Fintech is broadly known as one of the more forward-thinking industries. Despite the fact that both technology and finance have traditionally been white male-dominated sectors, fintech leaders have spoken openly about attempting to close the gender pay gap and remove racism. But how much of that talk has actually been put into action? And is diversity, ethnicity, and inclusion (DE&I) really present in the industry? Or are we witnessing another case of DE&I washing?
Why are we still talking about DE&I washing?
It’s very easy to put beautiful pictures of diverse teams on a website. To write about DE&I commitment. To speak about it in the press. And then fail to act. In the course of the last few years, most companies have had to re-evaluate their position on DE&I, elucidating their commitment to the cause. But in most cases, when you look at the composition of the Board or the Senior Leadership Team, it quickly becomes clear that lip service has been paid, and nothing more and this is no less common in fintech. So, where are things going wrong?
Diversity without Equity and Inclusion is pointless
Diverse representation is a simple step for businesses. Employ a few women. Promote a few people from diverse backgrounds. You’ve got yourself a team that looks good on press releases. But diverse representation doesn’t equate to people’s perspectives and experiences being included and valued. It doesn’t mean that everyone in the room is treated fairly, has equal access to opportunities, or receives equal pay.
Although the UK fintech sector has a higher proportion of ethnic diversity compared to the tech sector as a whole, according to Tech Nation, ‘the majority of people working in UK Fintech are white males (55.61%)’ and the gender pay gap is higher in fintech than in other financial services. In startups it is more than double the UK average, with women being paid 70p for every £1 paid to men. And yet 70% of male leaders believe the Fintech sector to be inclusive.
To ensure DE&I, businesses need to look below the surface. Checking that diversity is more than mere tokenism.
DE&I can only work if it becomes systemic
In 2021, Sifted reported that over a third of minority ethnic entrepreneurs in the UK are likely to give up on their business because of a lack of funding. Black-owned businesses struggle most, receiving only 0.24% of UK funding. UK Female-led fintech only made 4% of investments. And while the problem here lies with investors and venture capital, until we see ethnic and female-driven startups receiving the investment they need to develop and grow, we cannot expect true representation within the sector.

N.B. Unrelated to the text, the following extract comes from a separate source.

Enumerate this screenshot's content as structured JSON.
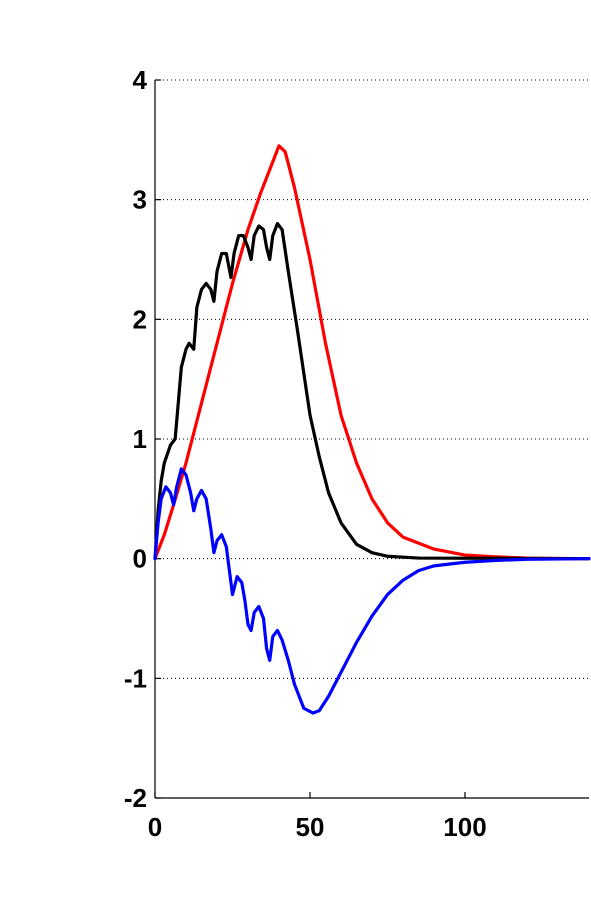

Why is DE&I such a challenge?
DE&I came to the fore through poor publicity and public pressure. Resulting in businesses making knee-jerk bandwagon jumps, leaving the details for later. And right now, the biggest challenge for DE&I is mindset. The problem seems too great to address. Leaders understand the issue. But not how to deal with it. This leads to a lack of accountability, and a lack of follow through in inclusive talent acquisition and retention. A leaning towards tokenism. And ultimately, an infrastructure that does not support DE&I.
Why should DE&I matter?
Aside from the clear ethical considerations, what many people don’t realise is that you don’t have to decide between DE&I and profit. In fact, the former creates the best environment for your company to grow. Fintechs that reflect their customer base has competitive advantages when aligning their offerings to their audience needs. Organisations that fail to see the gaps are missing out on huge opportunities. But very few people recognise this.
And until we recognise the problem it will be impossible to address.